До этого пункта размышления Марченко совпадали с мыслями Бурлаки и солдат. Но, в отличие от подчиненных, капитан первого ранга старался предугадать и направить в нужное для себя русло дальнейшие события.

Пока шло преследование, программа действий стала ясна.

Марченко посмотрел на светящийся циферблат ручных часов: «Время еще есть… Не слишком ли я полагаюсь на интуицию? Вдруг — ошибка? Ладно, нечего гадать…»

Марченко оглянулся на спутников. Первым должен подняться по лестнице Бурлака. Посылая молодого офицера вперед, заставляя его рисковать больше других, капитан первого ранга оказывал ему самое большое доверие, какое может оказать начальник подчиненному. Марченко охотно поменялся бы с Бурлакой местами, но долг службы не разрешал. Командир обязан руководить действиями группы. Он отвечает не только за успех сегодняшней операции, но и за все дело.

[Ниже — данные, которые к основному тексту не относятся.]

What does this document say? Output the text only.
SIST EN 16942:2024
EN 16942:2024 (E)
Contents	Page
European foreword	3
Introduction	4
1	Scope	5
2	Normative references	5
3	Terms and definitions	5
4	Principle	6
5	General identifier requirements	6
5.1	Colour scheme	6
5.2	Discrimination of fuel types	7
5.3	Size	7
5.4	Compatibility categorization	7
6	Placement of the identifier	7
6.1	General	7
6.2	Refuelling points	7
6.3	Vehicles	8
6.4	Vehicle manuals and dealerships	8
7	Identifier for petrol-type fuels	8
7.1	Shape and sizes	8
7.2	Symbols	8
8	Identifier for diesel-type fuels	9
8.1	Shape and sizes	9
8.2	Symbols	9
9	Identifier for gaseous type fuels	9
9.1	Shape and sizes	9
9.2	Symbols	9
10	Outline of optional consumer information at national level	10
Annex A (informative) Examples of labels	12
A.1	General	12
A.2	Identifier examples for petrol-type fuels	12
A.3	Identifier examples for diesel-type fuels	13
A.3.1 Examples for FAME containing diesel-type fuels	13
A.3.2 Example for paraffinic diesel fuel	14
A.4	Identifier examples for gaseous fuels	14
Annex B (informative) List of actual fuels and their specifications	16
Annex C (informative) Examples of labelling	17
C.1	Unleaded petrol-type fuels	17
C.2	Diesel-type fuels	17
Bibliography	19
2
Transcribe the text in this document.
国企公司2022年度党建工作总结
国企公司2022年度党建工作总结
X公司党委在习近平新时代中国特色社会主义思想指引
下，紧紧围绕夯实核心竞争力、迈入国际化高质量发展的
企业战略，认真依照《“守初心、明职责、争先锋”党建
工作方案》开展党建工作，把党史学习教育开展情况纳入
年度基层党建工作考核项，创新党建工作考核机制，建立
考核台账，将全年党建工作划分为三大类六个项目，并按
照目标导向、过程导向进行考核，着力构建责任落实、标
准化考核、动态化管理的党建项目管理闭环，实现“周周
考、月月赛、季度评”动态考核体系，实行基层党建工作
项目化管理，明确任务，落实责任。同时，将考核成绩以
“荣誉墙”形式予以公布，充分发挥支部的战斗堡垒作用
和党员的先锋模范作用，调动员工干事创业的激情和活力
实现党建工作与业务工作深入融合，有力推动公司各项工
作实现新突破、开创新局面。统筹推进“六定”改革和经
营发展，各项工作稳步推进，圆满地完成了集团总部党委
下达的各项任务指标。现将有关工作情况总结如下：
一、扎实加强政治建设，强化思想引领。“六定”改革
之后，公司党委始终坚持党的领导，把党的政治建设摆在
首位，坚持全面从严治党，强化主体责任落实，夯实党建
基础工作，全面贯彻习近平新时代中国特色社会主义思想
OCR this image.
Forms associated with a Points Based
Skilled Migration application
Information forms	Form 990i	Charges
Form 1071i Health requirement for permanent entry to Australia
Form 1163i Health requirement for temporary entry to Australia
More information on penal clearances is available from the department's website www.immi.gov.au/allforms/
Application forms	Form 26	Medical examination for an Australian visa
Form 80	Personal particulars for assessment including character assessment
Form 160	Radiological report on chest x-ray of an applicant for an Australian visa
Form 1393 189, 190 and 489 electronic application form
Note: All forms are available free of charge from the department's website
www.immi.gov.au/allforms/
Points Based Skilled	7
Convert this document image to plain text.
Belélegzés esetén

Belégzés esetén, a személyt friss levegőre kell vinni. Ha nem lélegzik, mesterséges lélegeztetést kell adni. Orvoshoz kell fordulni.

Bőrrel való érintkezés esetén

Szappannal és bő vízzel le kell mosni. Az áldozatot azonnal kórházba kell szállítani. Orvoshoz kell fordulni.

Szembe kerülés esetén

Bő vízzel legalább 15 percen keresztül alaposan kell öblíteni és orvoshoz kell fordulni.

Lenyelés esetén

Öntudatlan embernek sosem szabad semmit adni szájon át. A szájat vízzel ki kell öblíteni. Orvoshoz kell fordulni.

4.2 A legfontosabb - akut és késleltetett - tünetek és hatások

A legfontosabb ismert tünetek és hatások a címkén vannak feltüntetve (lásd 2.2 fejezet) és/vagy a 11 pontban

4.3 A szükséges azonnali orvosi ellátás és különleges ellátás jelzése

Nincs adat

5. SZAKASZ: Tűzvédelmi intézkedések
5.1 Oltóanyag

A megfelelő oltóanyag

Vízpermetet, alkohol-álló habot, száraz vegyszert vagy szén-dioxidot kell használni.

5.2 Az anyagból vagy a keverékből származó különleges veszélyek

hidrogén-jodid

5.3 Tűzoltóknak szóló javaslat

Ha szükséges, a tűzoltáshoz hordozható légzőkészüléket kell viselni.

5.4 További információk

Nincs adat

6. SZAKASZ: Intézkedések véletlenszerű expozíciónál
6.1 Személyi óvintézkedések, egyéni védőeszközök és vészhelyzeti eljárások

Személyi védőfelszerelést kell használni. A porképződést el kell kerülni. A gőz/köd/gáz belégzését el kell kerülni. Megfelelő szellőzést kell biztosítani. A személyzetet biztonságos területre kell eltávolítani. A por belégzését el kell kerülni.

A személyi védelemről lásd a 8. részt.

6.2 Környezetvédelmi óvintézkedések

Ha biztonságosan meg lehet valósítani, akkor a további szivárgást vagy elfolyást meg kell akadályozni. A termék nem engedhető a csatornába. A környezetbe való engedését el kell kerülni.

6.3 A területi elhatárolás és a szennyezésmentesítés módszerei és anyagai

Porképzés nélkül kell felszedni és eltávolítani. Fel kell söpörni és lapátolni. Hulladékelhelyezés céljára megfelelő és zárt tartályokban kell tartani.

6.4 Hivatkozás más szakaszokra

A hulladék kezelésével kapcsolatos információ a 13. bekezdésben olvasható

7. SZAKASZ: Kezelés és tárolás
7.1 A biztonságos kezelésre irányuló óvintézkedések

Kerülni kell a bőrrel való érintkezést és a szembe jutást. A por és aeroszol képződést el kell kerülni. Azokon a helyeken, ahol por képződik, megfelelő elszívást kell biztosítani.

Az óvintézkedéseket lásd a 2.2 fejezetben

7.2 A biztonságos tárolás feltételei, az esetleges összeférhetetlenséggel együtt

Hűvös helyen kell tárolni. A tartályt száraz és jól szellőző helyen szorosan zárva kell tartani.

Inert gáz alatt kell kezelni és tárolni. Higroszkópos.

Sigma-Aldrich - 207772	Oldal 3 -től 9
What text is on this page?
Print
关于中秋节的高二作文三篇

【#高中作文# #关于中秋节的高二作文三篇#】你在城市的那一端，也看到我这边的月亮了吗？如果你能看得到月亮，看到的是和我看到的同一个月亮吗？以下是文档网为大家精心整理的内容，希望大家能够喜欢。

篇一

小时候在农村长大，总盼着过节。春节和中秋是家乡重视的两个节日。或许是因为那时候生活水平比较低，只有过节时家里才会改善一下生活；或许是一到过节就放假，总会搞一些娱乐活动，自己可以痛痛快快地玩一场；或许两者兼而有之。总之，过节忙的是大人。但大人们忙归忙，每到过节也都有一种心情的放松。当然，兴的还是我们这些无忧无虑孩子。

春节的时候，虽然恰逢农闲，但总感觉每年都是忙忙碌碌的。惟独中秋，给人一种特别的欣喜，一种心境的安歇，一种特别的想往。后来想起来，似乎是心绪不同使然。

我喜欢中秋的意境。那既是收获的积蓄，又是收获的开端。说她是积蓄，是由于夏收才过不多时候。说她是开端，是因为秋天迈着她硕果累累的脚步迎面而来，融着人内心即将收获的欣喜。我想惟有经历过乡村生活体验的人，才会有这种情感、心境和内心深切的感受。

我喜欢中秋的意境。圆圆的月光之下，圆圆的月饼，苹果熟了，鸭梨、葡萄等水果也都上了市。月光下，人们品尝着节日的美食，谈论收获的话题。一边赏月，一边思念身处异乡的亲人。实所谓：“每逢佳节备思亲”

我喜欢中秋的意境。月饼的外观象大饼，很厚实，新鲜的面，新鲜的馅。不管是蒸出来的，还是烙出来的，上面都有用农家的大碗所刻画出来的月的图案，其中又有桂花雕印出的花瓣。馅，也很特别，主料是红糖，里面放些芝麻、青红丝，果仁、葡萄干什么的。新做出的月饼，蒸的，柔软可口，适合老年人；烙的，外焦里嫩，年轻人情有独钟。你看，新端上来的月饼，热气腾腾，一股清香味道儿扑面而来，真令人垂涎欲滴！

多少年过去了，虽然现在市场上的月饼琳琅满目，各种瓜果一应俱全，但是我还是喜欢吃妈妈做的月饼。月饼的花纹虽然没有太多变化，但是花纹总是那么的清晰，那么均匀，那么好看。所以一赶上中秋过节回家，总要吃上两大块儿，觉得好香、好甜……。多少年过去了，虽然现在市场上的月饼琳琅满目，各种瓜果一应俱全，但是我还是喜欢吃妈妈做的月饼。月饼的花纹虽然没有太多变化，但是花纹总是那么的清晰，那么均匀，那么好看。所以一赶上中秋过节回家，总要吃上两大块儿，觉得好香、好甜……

Марченко сделал знак рукой. Повинуясь безмолвному приказу, Бурлака начал осторожно подниматься по ступеням. Одна из них скрипнула, Иван замер на месте.

Тишина…

Плечами Бурлака уперся в крышку люка. Чтобы приподнять ее, достаточно небольшого усилия. Спутники его приблизились вплотную к лестнице. Все четверо держали в руках пистолеты.

В городе начинается обычное суетливое утро. Хозяйки с кошелками спешат по чистым, прохладным улицам на рынок. Распахиваются окна домов. Гремит голос диктора, призывающего приступить к физкультурной зарядке. Ася, наверное, проснулась и нежится в постели, вспоминая прошедший вечер. Она думает об Иване и не знает: он стоит, согнувшись, в душном, темном подвале, ему предстоит открыть крышку люка, ведущего в квартиру, где, возможно, ждут хорошо вооруженные враги. Может быть, первое, что встретит Бурлака в незнакомой комнате, будет сухой щелчок выстрела, багровая вспышка огня, и затем навсегда исчезнет для него большой солнечный мир с его овеянными ветром просторами, морем, шумными городами, в которых Бурлака никогда не бывал…

Лейтенант Бурлака сильным движением выпрямился, отбросил громко стукнувшую крышку люка и с пистолетом в руке выскочил из подвала.

Его примеру последовали остальные. Четверо вооруженных людей стояли в пустой комнате. Было светло, прохладно, издалека доносился городской шум. Сквозь приоткрытую половинку окна влетал утренний ветер, сквозняк колыхал пеструю ситцевую занавеску, и она то выгибалась, туго натягиваясь, как парус, то бессильно обвисала.

— Смотрите! — крикнул Бурлака.

На полу перед окном, протянув вперед руки, лежал человек. Остекленевшие глаза его смотрели куда-то далеко, и выражение непреклонной решимости навсегда застыло в них. Рот был широко открыт, как будто человек хотел крикнуть, но не смог.

Марченко подошел к лежащему.

— Убит ударом ножа, — после короткого молчания сказал капитан первого ранга. — Несколько часов назад.